Donc, tu scrappes le formulaire long du recensement pour faire plaisir aux plus illuminés de ta base qui voient l'État comme un ennemi - éliminant ainsi tout un pan de données qui alimentait moult secteurs d'activités - mais tu veux permettre à la police et au SCRS de venir fouiller dans mes données internet sans s'embarrasser d'un mandat...

L'alliance avec les Ford est de la même eau. Et il y a donc quelque chose d'à la fois dégoûtant et audacieux dans ce grand love-in torontois de samedi soir, où le fumeur de crack Rob Ford a embrassé le grand prêtre de la loi et l'ordre qu'est le PM. Ce sans-gêne compte sur la mémoire à court terme de certains électeurs.

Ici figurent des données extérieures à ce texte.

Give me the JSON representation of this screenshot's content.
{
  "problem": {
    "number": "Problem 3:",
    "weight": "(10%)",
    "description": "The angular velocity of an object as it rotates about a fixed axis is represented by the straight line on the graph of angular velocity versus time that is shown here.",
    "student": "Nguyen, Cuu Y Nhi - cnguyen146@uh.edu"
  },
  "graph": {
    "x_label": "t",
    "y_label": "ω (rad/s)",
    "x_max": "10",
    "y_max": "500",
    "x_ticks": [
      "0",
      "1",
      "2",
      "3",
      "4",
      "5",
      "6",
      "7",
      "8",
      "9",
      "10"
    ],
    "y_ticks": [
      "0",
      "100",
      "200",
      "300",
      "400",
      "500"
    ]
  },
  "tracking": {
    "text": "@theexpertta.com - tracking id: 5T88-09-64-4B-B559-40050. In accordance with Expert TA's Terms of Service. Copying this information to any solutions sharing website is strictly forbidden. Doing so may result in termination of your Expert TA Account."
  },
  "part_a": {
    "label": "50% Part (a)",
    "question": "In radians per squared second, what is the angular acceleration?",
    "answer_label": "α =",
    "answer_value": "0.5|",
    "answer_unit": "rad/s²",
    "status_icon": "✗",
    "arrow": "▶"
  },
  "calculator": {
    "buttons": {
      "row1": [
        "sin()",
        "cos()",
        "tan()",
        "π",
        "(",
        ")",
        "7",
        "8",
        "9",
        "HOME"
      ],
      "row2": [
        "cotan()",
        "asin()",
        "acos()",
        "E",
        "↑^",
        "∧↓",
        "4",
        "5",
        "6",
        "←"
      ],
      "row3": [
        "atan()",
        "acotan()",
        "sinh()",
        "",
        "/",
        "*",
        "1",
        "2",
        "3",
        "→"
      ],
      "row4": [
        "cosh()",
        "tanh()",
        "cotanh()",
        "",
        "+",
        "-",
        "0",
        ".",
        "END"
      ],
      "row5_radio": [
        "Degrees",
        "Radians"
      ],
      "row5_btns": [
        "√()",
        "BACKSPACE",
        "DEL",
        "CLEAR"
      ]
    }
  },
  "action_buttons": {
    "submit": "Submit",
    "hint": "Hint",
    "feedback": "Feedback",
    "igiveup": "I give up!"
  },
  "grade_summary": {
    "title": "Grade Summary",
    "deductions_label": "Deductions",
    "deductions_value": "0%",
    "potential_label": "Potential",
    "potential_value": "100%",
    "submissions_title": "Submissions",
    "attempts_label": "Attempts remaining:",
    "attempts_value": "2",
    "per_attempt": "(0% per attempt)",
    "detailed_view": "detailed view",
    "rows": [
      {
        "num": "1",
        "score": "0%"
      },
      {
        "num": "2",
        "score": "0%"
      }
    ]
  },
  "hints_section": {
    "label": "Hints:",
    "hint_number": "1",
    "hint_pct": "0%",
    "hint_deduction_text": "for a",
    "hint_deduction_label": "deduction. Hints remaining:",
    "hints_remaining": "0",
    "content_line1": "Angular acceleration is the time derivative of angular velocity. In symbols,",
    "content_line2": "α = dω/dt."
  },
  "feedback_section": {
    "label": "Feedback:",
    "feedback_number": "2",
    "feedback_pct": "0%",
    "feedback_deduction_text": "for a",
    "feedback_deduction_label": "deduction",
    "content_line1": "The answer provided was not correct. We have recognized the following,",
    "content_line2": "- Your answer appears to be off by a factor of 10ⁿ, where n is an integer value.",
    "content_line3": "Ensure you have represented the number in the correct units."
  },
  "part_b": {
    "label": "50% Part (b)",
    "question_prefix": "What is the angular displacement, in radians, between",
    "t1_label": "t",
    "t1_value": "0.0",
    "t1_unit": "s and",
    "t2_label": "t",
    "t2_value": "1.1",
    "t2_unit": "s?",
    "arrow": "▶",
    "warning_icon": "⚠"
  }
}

YB: Au fait, Patrick, on est là à jaser de politique, mais... Il me semble qu'au dernier appel aux urnes... Te souvient-il? Avril 2014... Tu disais que tu n'irais pas voter? Dois-je comprendre que tu as changé de philosophie? Quoi, le Système t'a avalé? Tu votes, maintenant?

PL: Yves... Hum... Euh... Je te sais à Toronto: es-tu allé à l'Aquarium? Magnifique installation. La section des requins devrait t'inspirer quelque métaphore pour une chronique politique... Bon, OK, je lâche les écrans de fumée: oui, ce coup-ci, j'irai voter. Le système uninominal à un tour est toujours aussi réducteur et toujours aussi peu représentatif, mais dans cette course à trois, au Québec, pour une rare fois, je sens que mon vote compte.

YB: Ah, je vois, je vois. Logiquement, si tout le monde ne votait que «quand ça compte», un seul vote suffirait... Enfin, pour répondre à ta question, je n'ai pas eu le temps pour l'Aquarium, mais au Musée royal de l'Ontario on présente une expo sur Pompéi et, juste avant la section sur l'art érotique, que je te conseille chaudement, tu remarqueras cette fresque trouvée chez un boulanger, qui représente un candidat aux élections qui distribue du pain aux électeurs. Un geste «de générosité» qui servait à «attirer et remercier les électeurs» antiques.

C'était il y a 1936 ans.

Bon vote, et je te souhaite un pain.